The developers choice of branding Indigo Prophecy as an "interactive film" rather than an adventure or third-person action title says a lot about the game for me. The strengths of the game are not in its action- the "action" in the game falls flat compared to any number of shooter games. And while the game utilizes a lot of "adventure" game techniques I wouldn't necessarily say that adventure- the kind of adventure found in a game like Zelda or Kings Quest- is one of its strengths either. "Interactive film" is a perfect fit. What Indigo Prophecy does that no other games that I have played can do is tell a compelling story. Like a good film, the story is the driving force. Indigo Prophecy has employed all the essential techniques to story telling from forms like the monomyth to the classic Hollywood action story arc filled with on point character development and Freytag's dramatic structure. The characters are interesting enough for the story move, and what’s even more exciting is that to some effect you can control them.
I'm not sure that Aarseth’s concept of “ergodic literature” is applicable to this game. The game does succeed in not being a book or a movie in that the text must be activated extranoematically as Aarseth says: "The performance of their reader takes place all in his head, while the user of cybertext also performs in an extranoematic sense. During the cybertextual process, the user will have effectuated a semiotic sequence, and this selective movement is a work of physical construction that the various concepts of "reading" do not account for”. As a player of Indigo Prophecy you prompt questions, the player is responsible for the health and well being of characters the player "fights” other players. But all of those actions, as exciting as they are, still work at the service of an already written plot.

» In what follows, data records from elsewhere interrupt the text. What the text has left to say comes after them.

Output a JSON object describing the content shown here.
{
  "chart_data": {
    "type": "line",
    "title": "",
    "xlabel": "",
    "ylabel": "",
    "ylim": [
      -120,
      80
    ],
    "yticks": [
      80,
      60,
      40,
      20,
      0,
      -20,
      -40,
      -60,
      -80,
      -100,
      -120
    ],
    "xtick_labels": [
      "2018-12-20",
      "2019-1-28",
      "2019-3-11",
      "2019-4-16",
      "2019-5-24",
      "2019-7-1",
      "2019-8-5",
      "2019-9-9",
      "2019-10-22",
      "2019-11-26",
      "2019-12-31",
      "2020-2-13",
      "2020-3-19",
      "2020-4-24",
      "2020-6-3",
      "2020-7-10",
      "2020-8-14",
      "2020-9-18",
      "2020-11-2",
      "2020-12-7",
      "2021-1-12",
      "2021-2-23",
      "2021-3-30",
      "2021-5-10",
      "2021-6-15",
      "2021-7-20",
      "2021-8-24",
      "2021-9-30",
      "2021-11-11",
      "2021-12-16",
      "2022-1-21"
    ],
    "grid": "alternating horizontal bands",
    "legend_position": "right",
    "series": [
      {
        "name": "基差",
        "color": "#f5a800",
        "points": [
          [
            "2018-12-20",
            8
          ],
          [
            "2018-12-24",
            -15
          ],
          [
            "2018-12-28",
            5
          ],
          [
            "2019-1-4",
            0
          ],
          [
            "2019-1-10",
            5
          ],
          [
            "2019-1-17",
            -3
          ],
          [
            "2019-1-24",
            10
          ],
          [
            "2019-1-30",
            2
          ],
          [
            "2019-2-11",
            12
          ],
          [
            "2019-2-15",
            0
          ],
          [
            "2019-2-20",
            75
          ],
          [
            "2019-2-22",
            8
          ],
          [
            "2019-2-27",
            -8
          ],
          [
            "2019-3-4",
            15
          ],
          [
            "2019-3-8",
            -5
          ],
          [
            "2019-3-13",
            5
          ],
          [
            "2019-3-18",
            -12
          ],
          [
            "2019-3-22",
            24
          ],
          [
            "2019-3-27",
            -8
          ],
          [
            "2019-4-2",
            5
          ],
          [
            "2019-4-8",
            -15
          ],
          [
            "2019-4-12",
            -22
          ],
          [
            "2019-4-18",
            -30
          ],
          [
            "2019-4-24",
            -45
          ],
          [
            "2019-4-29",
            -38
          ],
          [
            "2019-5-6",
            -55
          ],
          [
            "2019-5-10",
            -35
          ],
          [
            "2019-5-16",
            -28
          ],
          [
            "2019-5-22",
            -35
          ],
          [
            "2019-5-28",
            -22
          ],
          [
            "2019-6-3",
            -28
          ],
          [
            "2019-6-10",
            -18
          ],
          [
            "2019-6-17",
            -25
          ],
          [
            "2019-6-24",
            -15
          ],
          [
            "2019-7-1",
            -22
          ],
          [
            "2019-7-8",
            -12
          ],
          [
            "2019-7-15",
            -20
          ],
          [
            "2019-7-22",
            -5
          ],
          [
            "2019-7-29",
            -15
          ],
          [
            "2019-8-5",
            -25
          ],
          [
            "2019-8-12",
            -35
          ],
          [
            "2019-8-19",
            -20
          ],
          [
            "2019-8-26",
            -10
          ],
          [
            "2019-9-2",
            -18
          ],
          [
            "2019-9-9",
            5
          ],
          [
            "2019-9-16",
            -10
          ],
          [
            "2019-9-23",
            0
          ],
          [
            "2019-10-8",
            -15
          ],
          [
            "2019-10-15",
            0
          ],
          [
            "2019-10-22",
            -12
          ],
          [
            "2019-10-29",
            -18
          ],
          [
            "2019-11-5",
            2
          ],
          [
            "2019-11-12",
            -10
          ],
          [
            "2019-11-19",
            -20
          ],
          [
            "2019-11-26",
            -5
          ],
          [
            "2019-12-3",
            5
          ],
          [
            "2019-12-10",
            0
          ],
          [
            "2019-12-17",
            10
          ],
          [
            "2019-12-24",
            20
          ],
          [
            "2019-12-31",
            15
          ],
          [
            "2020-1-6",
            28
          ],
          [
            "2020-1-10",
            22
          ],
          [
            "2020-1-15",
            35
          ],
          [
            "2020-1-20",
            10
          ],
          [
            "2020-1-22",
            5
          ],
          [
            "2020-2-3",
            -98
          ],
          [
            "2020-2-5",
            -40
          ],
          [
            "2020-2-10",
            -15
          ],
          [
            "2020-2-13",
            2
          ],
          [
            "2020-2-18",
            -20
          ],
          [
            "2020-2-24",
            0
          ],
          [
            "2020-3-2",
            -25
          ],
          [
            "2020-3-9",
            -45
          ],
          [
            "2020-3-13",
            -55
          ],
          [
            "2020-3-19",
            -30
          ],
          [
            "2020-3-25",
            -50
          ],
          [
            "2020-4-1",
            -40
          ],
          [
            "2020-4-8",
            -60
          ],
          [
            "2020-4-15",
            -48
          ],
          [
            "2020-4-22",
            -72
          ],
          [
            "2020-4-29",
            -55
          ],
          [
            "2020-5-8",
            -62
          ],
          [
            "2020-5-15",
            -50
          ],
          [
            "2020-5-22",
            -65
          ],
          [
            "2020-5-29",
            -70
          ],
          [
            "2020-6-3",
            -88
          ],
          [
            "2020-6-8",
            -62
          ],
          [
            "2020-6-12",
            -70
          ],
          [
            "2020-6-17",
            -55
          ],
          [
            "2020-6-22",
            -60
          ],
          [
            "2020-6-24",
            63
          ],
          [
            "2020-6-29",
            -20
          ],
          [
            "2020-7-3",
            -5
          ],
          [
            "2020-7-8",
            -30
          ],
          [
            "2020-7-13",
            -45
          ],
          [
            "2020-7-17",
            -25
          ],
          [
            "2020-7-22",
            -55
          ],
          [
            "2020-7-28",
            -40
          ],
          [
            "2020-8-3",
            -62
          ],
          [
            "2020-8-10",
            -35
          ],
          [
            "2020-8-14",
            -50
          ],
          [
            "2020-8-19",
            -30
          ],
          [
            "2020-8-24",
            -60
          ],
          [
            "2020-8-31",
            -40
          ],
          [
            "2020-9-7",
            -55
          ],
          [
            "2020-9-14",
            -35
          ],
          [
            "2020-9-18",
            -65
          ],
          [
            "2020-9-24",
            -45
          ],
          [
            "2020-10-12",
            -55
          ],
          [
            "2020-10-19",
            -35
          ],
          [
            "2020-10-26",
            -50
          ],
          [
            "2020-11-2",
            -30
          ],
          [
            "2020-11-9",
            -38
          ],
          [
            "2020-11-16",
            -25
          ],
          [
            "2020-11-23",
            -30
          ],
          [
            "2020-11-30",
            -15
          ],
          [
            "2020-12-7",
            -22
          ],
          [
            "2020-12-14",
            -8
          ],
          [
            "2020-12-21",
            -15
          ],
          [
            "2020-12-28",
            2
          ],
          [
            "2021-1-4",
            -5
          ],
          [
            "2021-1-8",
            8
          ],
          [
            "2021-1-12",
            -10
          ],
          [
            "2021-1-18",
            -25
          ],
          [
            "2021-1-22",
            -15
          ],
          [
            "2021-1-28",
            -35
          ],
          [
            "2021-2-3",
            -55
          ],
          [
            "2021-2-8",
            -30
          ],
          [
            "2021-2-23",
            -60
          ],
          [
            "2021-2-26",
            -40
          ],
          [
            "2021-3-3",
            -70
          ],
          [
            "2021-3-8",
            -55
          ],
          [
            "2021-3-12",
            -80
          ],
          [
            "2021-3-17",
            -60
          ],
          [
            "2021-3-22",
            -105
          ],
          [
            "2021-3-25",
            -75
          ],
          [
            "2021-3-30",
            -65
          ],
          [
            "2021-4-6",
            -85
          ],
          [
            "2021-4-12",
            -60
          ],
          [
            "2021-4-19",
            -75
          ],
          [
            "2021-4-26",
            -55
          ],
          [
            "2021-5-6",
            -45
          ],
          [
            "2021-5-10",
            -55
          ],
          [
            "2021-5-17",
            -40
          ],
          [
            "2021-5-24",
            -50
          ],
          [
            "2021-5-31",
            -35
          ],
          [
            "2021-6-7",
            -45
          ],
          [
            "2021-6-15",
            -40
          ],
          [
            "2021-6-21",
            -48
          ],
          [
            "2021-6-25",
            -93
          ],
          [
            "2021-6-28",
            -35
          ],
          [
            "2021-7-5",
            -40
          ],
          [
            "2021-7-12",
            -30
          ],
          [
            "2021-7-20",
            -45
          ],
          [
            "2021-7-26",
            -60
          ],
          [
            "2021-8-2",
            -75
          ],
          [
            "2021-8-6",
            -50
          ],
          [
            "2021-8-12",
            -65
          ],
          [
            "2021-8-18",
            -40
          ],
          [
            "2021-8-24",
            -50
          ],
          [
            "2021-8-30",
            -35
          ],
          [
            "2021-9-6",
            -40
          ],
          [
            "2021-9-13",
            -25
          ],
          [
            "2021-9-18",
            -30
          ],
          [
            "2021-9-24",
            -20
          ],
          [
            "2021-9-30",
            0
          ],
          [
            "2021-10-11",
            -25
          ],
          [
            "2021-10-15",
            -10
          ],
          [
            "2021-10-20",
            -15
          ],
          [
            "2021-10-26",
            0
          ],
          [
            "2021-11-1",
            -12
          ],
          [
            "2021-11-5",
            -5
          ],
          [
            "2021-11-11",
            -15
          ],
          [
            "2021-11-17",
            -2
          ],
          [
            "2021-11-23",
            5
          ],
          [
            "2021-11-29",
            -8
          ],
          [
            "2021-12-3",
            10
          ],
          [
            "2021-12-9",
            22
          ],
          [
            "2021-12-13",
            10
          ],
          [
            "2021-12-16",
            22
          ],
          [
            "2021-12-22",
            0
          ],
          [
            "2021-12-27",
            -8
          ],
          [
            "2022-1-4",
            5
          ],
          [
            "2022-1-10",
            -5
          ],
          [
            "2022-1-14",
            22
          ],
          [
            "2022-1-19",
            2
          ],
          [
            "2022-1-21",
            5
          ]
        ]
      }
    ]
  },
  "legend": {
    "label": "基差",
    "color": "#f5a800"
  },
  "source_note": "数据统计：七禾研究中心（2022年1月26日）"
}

Aarseth's concept of cybertext does not account for such an already existing plot: "cybertext shifts the focus from the traditional threesome of author/sender, text/message, and reader/receiver to the cybernetic intercourse between the various part(icipant)s in the textual machine. In doing so, it relocates attention to some traditionally remote parts of the textual galaxy, while leaving most of the luminous clusters in the central areas alone." Just because the game is not opensource does not make it a bad game. The game would fail if it were open source, in the same way it would fail if all the characters were doing was shooting each other.

The game takes the already existing form of film and translates into interactive media. Rather than having elements lost in translation, the game makes film immediate and almost real. I feel like I really know Lucas Kane. I feel closer to him, because I have lived as him, and I do things for him. I have taken a shower with him. In the same way New York feels even more real in this game then it would in a movie because I get to traverse the landscape rather than just look at it. With out the story I think I may get bored after a while. Say this were an opensource game, and I was exploring looking for things and people to network with after a while I would have to make up my own story that the system probably could not support. Indigo Prophecy allows space for the player to be involved yet enough structure to keep them interested.